Two BenCab acrylics on canvas, Twins and Three Women, were FedExed by the AndrewShire Gallery in Los Angeles to the home of its Singaporean partner, Susan Baik, sometime last month.
Baik was shocked to see the tube sawed open and the precious paintings missing when she retrieved the package from the FedEx warehouse in Singapore.
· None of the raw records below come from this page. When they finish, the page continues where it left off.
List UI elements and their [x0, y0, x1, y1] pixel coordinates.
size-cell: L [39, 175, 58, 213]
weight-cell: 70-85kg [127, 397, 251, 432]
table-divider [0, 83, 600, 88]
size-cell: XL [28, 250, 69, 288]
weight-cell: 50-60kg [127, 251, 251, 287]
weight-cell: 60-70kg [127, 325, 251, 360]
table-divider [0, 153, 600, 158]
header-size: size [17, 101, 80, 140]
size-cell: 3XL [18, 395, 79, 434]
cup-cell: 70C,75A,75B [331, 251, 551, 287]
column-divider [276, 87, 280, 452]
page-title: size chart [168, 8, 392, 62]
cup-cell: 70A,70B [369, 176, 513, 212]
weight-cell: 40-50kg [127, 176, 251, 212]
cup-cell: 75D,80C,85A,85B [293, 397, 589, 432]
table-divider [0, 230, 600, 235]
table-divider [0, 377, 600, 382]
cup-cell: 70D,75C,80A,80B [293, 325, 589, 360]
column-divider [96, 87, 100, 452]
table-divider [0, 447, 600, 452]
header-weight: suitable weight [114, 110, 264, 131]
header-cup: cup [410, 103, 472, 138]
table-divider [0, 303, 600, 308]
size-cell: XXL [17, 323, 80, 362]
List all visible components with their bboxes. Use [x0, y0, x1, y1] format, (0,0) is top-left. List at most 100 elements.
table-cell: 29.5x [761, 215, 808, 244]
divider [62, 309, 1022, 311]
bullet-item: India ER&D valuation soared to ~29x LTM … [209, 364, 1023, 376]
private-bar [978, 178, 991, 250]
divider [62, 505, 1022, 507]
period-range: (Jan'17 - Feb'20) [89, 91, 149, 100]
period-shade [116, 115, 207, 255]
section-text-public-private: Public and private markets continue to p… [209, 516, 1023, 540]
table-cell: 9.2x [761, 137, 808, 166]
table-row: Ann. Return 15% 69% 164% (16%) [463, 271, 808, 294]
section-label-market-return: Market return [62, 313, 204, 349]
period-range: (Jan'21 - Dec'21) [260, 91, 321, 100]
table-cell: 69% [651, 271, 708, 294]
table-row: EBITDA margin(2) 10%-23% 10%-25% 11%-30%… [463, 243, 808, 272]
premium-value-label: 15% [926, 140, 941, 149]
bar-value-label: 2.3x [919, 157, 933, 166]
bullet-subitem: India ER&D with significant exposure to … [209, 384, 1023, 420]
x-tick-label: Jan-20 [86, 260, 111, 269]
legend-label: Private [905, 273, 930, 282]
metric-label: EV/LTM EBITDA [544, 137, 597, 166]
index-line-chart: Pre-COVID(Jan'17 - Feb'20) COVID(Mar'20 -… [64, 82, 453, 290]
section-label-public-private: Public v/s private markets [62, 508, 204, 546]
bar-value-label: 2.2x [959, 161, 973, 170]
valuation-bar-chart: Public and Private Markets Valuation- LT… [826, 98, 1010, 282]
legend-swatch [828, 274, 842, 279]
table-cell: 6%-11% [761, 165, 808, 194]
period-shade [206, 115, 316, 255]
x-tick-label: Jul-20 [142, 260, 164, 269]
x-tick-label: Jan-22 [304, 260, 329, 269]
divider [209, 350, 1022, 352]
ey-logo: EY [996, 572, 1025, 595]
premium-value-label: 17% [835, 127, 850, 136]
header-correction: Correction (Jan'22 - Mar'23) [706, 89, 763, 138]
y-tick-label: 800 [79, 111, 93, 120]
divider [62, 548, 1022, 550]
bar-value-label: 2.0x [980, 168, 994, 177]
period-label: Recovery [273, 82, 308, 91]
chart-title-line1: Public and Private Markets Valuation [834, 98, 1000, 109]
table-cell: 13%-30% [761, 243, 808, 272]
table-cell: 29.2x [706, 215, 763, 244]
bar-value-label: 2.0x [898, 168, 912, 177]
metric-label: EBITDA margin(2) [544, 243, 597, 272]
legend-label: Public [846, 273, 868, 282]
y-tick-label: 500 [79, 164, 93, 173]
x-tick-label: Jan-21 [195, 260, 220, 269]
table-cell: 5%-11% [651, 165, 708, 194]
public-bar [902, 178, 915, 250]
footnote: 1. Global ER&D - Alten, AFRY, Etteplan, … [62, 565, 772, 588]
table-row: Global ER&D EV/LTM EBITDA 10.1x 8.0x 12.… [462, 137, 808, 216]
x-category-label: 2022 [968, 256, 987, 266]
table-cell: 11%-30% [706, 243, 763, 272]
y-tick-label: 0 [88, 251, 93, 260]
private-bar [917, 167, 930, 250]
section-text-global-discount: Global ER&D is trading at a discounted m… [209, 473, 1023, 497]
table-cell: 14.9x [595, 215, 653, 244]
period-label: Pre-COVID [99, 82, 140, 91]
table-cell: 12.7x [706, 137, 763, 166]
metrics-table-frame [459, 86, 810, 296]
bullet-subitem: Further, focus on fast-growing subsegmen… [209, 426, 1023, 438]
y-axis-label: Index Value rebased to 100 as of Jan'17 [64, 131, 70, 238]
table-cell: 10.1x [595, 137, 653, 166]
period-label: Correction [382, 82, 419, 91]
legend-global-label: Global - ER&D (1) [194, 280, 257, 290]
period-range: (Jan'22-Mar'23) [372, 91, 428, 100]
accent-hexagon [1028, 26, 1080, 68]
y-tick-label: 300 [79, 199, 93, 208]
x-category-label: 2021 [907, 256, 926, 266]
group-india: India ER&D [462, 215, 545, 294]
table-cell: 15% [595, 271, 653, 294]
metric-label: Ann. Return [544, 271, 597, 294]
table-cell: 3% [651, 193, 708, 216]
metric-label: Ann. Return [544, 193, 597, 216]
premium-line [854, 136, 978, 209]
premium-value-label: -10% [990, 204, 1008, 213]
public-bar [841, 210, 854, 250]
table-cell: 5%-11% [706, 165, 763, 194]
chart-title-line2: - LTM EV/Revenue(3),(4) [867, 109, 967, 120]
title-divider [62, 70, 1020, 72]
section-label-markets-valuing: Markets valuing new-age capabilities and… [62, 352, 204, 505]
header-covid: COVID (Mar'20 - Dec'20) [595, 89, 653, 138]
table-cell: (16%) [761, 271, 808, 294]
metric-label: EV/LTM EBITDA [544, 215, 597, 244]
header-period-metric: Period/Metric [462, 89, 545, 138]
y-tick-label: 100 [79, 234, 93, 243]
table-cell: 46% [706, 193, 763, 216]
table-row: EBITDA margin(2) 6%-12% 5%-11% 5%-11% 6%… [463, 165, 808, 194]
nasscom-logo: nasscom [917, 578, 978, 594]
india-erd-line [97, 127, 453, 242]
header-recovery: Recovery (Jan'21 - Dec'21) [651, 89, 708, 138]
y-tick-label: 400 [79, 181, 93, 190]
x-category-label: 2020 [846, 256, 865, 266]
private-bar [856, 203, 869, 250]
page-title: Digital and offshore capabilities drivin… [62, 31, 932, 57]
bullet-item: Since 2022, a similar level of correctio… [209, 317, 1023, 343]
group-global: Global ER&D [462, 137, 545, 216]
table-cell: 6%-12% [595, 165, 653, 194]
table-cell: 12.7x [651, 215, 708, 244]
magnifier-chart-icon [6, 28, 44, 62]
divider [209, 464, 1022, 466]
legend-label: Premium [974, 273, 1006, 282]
Sarthou declined to add more details, apparently because of a looming damage suit set to be filed by Baik in Singapore and by the AndrewShire Gallery in Los Angeles.
The BenCabs were among the paintings exhibited in the three-man show in AndrewShire from Oct. 24 to Nov. 21 that also featured the works of Putu Sutawijaya of Indonesia and Ahmad Zakii Anwar of Malaysia.
AndrewShire agreed to FedEx the two paintings upon the request of two prominent Filipino buyers, who had asked that the BenCabs be shipped and picked up in Singapore rather than sent by air direct to Manila, precisely for fear that the valuable cargo could be waylaid.
According to Sarthou, an apologetic Baik had, in the meantime, reimbursed the two unnamed Filipino buyers, hoping to collect against FedEx in the future.